In the five months since it started operations the Garda Air Support Unit has been involved in 1,115 tasks. One hundred and seven people have been arrested as a result of joint operations with Air Support and gardaí on the ground. Seven missing people have been found and 65 vehicles recovered. 

On a daylight flight yesterday it was possible to focus on one street, using both daylight camera and thermal imager. 

The thermal image could show which car had parked most recently by the heat of the engine. Those houses that had their heating on could also be picked out. 

The twin Squirrel helicopter accounts for most of the tasks, with the fixed-wing Defender aircraft, referred to as Alpha Sierra One, used for longer flying operations outside Dublin. 

They have started compiling a video of successful operations for training gardaí on how the air unit works. One of the videos shows the thermal imager picking out a white figure on a river bank as two other figures move towards it. 

All three move away from the bank together. This was the rescue of a disturbed woman from the bank of the Liffey on a cold night last month. 

Gardaí were searching the banks after a 999 call that a woman had been seen in a distressed state. Located by the helicopter hovering over the Strawberry Beds, the gardaí in the air talked their colleagues on the ground to the woman. 

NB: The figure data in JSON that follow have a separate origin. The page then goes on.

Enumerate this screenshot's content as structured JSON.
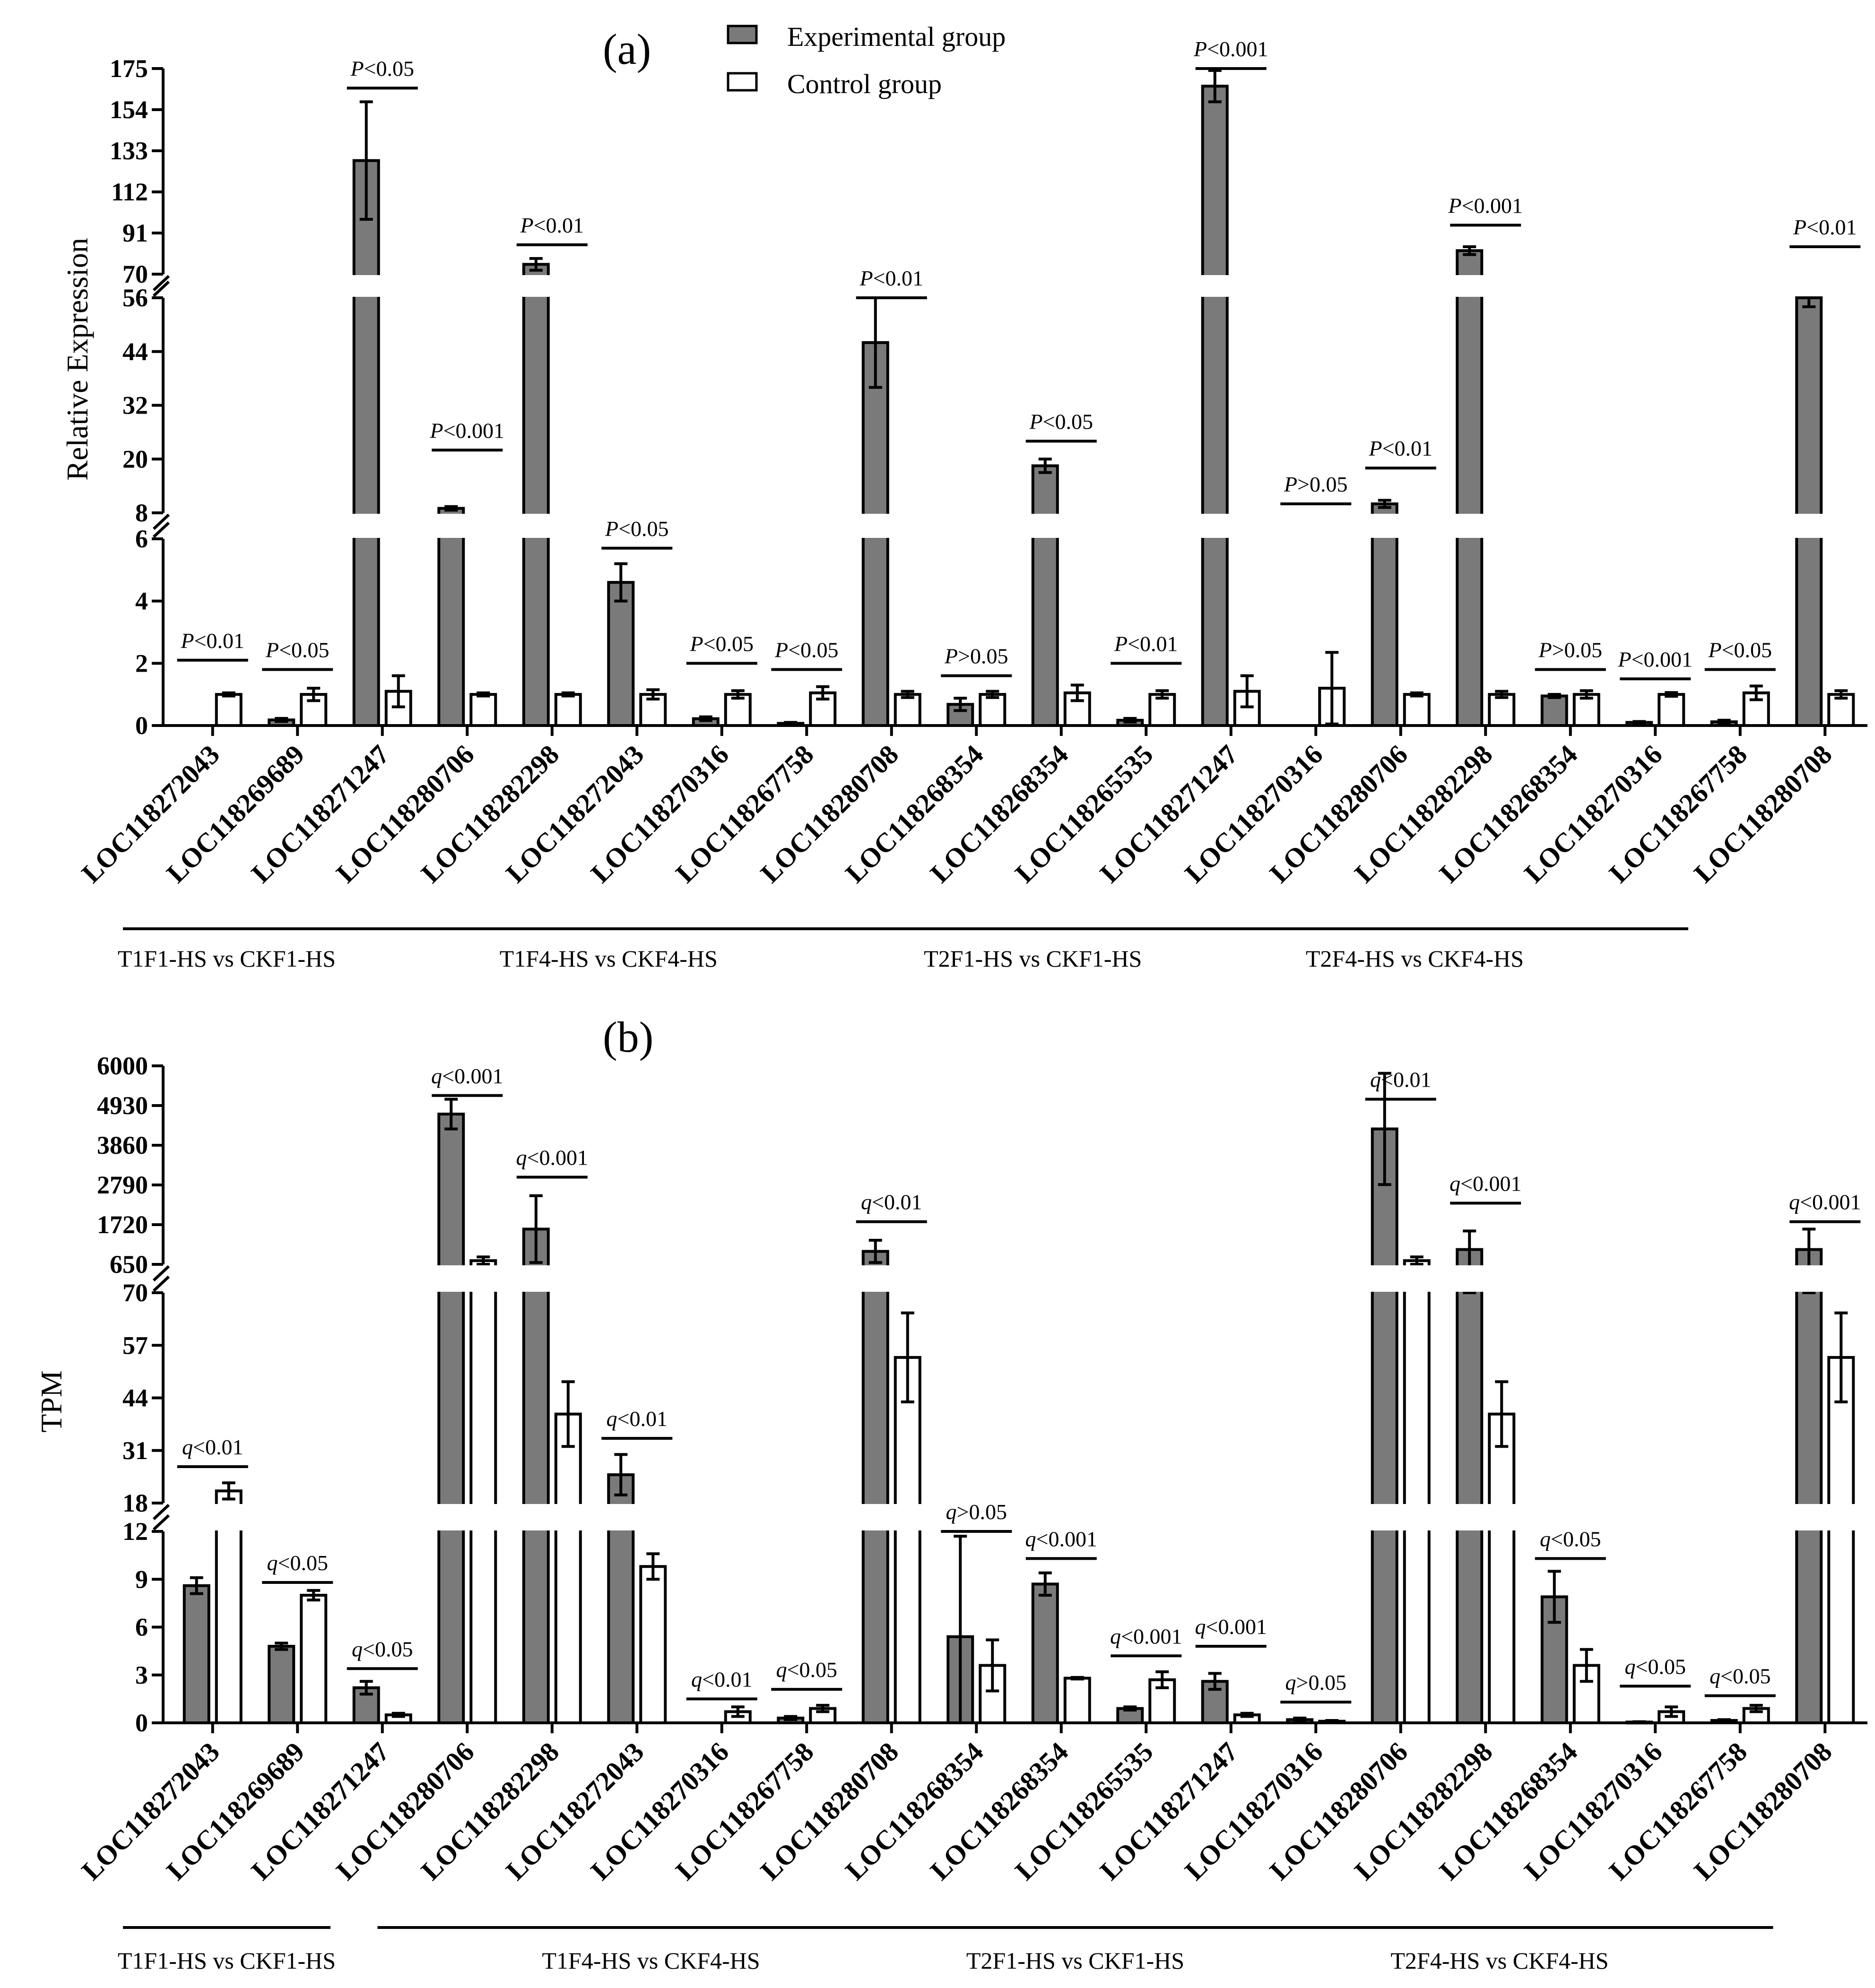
{
  "colors": {
    "experimental": "#7a7a7a",
    "control": "#ffffff",
    "stroke": "#000000"
  },
  "legend": {
    "experimental": "Experimental group",
    "control": "Control group"
  },
  "chart_data": [
    {
      "type": "bar",
      "panel_label": "(a)",
      "ylabel": "Relative Expression",
      "stat_symbol": "P",
      "axis_segments": [
        {
          "range": [
            0,
            6
          ],
          "ticks": [
            0,
            2,
            4,
            6
          ]
        },
        {
          "range": [
            8,
            56
          ],
          "ticks": [
            8,
            20,
            32,
            44,
            56
          ]
        },
        {
          "range": [
            70,
            175
          ],
          "ticks": [
            70,
            91,
            112,
            133,
            154,
            175
          ]
        }
      ],
      "categories": [
        "LOC118272043",
        "LOC118269689",
        "LOC118271247",
        "LOC118280706",
        "LOC118282298",
        "LOC118272043",
        "LOC118270316",
        "LOC118267758",
        "LOC118280708",
        "LOC118268354",
        "LOC118268354",
        "LOC118265535",
        "LOC118271247",
        "LOC118270316",
        "LOC118280706",
        "LOC118282298",
        "LOC118268354",
        "LOC118270316",
        "LOC118267758",
        "LOC118280708"
      ],
      "series": [
        {
          "name": "Experimental group",
          "values": [
            0,
            0.18,
            128,
            9,
            75,
            4.6,
            0.22,
            0.07,
            46,
            0.68,
            18.5,
            0.17,
            166,
            0,
            10,
            82,
            0.95,
            0.1,
            0.12,
            60
          ],
          "errors": [
            0,
            0.05,
            30,
            0.4,
            3,
            0.6,
            0.06,
            0.03,
            10,
            0.2,
            1.5,
            0.06,
            8,
            0,
            0.8,
            2,
            0.05,
            0.03,
            0.05,
            6
          ]
        },
        {
          "name": "Control group",
          "values": [
            1,
            1,
            1.1,
            1,
            1,
            1,
            1,
            1.05,
            1,
            1,
            1.05,
            1,
            1.1,
            1.2,
            1,
            1,
            1,
            1,
            1.05,
            1
          ],
          "errors": [
            0.05,
            0.2,
            0.5,
            0.05,
            0.05,
            0.15,
            0.12,
            0.2,
            0.1,
            0.1,
            0.25,
            0.12,
            0.5,
            1.15,
            0.05,
            0.1,
            0.12,
            0.06,
            0.22,
            0.12
          ]
        }
      ],
      "significance": [
        {
          "between": [
            0,
            0
          ],
          "label": "<0.01",
          "level": 2.1
        },
        {
          "between": [
            1,
            1
          ],
          "label": "<0.05",
          "level": 1.8
        },
        {
          "between": [
            2,
            2
          ],
          "label": "<0.05",
          "level": 165
        },
        {
          "between": [
            3,
            3
          ],
          "label": "<0.001",
          "level": 22
        },
        {
          "between": [
            4,
            4
          ],
          "label": "<0.01",
          "level": 85
        },
        {
          "between": [
            5,
            5
          ],
          "label": "<0.05",
          "level": 5.7
        },
        {
          "between": [
            6,
            6
          ],
          "label": "<0.05",
          "level": 2.0
        },
        {
          "between": [
            7,
            7
          ],
          "label": "<0.05",
          "level": 1.8
        },
        {
          "between": [
            8,
            8
          ],
          "label": "<0.01",
          "level": 59
        },
        {
          "between": [
            9,
            9
          ],
          "label": ">0.05",
          "level": 1.6
        },
        {
          "between": [
            10,
            10
          ],
          "label": "<0.05",
          "level": 24
        },
        {
          "between": [
            11,
            11
          ],
          "label": "<0.01",
          "level": 2.0
        },
        {
          "between": [
            12,
            12
          ],
          "label": "<0.001",
          "level": 175
        },
        {
          "between": [
            13,
            13
          ],
          "label": ">0.05",
          "level": 10
        },
        {
          "between": [
            14,
            14
          ],
          "label": "<0.01",
          "level": 18
        },
        {
          "between": [
            15,
            15
          ],
          "label": "<0.001",
          "level": 95
        },
        {
          "between": [
            16,
            16
          ],
          "label": ">0.05",
          "level": 1.8
        },
        {
          "between": [
            17,
            17
          ],
          "label": "<0.001",
          "level": 1.5
        },
        {
          "between": [
            18,
            18
          ],
          "label": "<0.05",
          "level": 1.8
        },
        {
          "between": [
            19,
            19
          ],
          "label": "<0.01",
          "level": 84
        }
      ],
      "groups": [
        {
          "label": "T1F1-HS vs CKF1-HS",
          "from": 0,
          "to": 1
        },
        {
          "label": "T1F4-HS vs CKF4-HS",
          "from": 2,
          "to": 8
        },
        {
          "label": "T2F1-HS vs CKF1-HS",
          "from": 9,
          "to": 11
        },
        {
          "label": "T2F4-HS vs CKF4-HS",
          "from": 12,
          "to": 17
        }
      ]
    },
    {
      "type": "bar",
      "panel_label": "(b)",
      "ylabel": "TPM",
      "stat_symbol": "q",
      "axis_segments": [
        {
          "range": [
            0,
            12
          ],
          "ticks": [
            0,
            3,
            6,
            9,
            12
          ]
        },
        {
          "range": [
            18,
            70
          ],
          "ticks": [
            18,
            31,
            44,
            57,
            70
          ]
        },
        {
          "range": [
            650,
            6000
          ],
          "ticks": [
            650,
            1720,
            2790,
            3860,
            4930,
            6000
          ]
        }
      ],
      "categories": [
        "LOC118272043",
        "LOC118269689",
        "LOC118271247",
        "LOC118280706",
        "LOC118282298",
        "LOC118272043",
        "LOC118270316",
        "LOC118267758",
        "LOC118280708",
        "LOC118268354",
        "LOC118268354",
        "LOC118265535",
        "LOC118271247",
        "LOC118270316",
        "LOC118280706",
        "LOC118282298",
        "LOC118268354",
        "LOC118270316",
        "LOC118267758",
        "LOC118280708"
      ],
      "series": [
        {
          "name": "Experimental group",
          "values": [
            8.6,
            4.8,
            2.2,
            4700,
            1600,
            25,
            0,
            0.3,
            1000,
            5.4,
            8.7,
            0.9,
            2.6,
            0.2,
            4300,
            1050,
            7.9,
            0.05,
            0.15,
            1050
          ],
          "errors": [
            0.5,
            0.2,
            0.4,
            400,
            900,
            5,
            0,
            0.1,
            300,
            6.3,
            0.7,
            0.1,
            0.5,
            0.1,
            1500,
            500,
            1.6,
            0.02,
            0.05,
            550
          ]
        },
        {
          "name": "Control group",
          "values": [
            21,
            8,
            0.5,
            750,
            40,
            9.8,
            0.7,
            0.9,
            54,
            3.6,
            2.8,
            2.7,
            0.5,
            0.1,
            750,
            40,
            3.6,
            0.7,
            0.9,
            54
          ],
          "errors": [
            2,
            0.3,
            0.1,
            100,
            8,
            0.8,
            0.3,
            0.2,
            11,
            1.6,
            0.05,
            0.5,
            0.1,
            0.05,
            100,
            8,
            1,
            0.3,
            0.2,
            11
          ]
        }
      ],
      "significance": [
        {
          "between": [
            0,
            0
          ],
          "label": "<0.01",
          "level": 27
        },
        {
          "between": [
            1,
            1
          ],
          "label": "<0.05",
          "level": 8.8
        },
        {
          "between": [
            2,
            2
          ],
          "label": "<0.05",
          "level": 3.4
        },
        {
          "between": [
            3,
            3
          ],
          "label": "<0.001",
          "level": 5200
        },
        {
          "between": [
            4,
            4
          ],
          "label": "<0.001",
          "level": 3000
        },
        {
          "between": [
            5,
            5
          ],
          "label": "<0.01",
          "level": 34
        },
        {
          "between": [
            6,
            6
          ],
          "label": "<0.01",
          "level": 1.5
        },
        {
          "between": [
            7,
            7
          ],
          "label": "<0.05",
          "level": 2.1
        },
        {
          "between": [
            8,
            8
          ],
          "label": "<0.01",
          "level": 1800
        },
        {
          "between": [
            9,
            9
          ],
          "label": ">0.05",
          "level": 12
        },
        {
          "between": [
            10,
            10
          ],
          "label": "<0.001",
          "level": 10.3
        },
        {
          "between": [
            11,
            11
          ],
          "label": "<0.001",
          "level": 4.2
        },
        {
          "between": [
            12,
            12
          ],
          "label": "<0.001",
          "level": 4.8
        },
        {
          "between": [
            13,
            13
          ],
          "label": ">0.05",
          "level": 1.3
        },
        {
          "between": [
            14,
            14
          ],
          "label": "<0.01",
          "level": 5100
        },
        {
          "between": [
            15,
            15
          ],
          "label": "<0.001",
          "level": 2300
        },
        {
          "between": [
            16,
            16
          ],
          "label": "<0.05",
          "level": 10.3
        },
        {
          "between": [
            17,
            17
          ],
          "label": "<0.05",
          "level": 2.3
        },
        {
          "between": [
            18,
            18
          ],
          "label": "<0.05",
          "level": 1.7
        },
        {
          "between": [
            19,
            19
          ],
          "label": "<0.001",
          "level": 1800
        }
      ],
      "groups": [
        {
          "label": "T1F1-HS vs CKF1-HS",
          "from": 0,
          "to": 1
        },
        {
          "label": "T1F4-HS vs CKF4-HS",
          "from": 3,
          "to": 8
        },
        {
          "label": "T2F1-HS vs CKF1-HS",
          "from": 9,
          "to": 12
        },
        {
          "label": "T2F4-HS vs CKF4-HS",
          "from": 13,
          "to": 18
        }
      ]
    }
  ]
}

In a daylight operation on a Sunday morning a BMW is shown speeding down the M50, passing cars on the inside lane before hitting the verge and crossing the central reservation on to the opposite dual carriageway. 

Two men jump out and run across fields, followed by the helicopter. A voice in the helicopter directs gardaí into the housing estate. One of the youths is caught in a back garden. The other hides behind a shed until he is arrested. The garda on the ground gives a thumbs-up to the helicopter. 

Fifteen men and one woman, four sergeants and 12 of garda rank, make up the unit, led by Supt Nacie Rice. 

The helicopter and plane are flown by Air Corps pilots assigned to the unit. The camera is on a pod at the front of the helicopter. At the rear there is a night sun-torch, said to be powerful enough to light up a football pitch. 

They work in shifts from 7 a.m. to 1 a.m., with people on call the rest of the time. Both aircraft are able to communicate with individual gardaí, patrol-cars and stations. 

An encrypted radio signal is used for secure contact with Garda units like the Emergency Response Unit. They do not patrol in the helicopter as it can only fly for hours on a tank of fuel. "We could be up for two hours and 20 minutes and then get a call and not be able to respond because we have to refuel." 

Two videotapes, a master and a back-up, record operations from the sky. The master is sealed as evidence to be used in any court proceedings, and the copy can be shown to gardaí on the ground in advance of a prosecution. 

It is a different kind of policing. As the voices from the air, the unit gardaí are not part of the camaraderie of a station, where a successful operation might be celebrated that night. 

"There is an adrenaline rush from being responsible for someone getting caught that you know would have got away. You get the rush, but it's in a different form." 

And, yes, the Garda Air Support Unit can see your face from the sky, if they are at the right angle. The camera can read number plates, also depending on the angle. 

There have been complaints from people who may have been woken by the noise and light of a search at night. 

"We reply to them in writing," Sgt Mann said. "Usually when we explain that there was a robbery in their area and we were looking for the suspects people have no problem."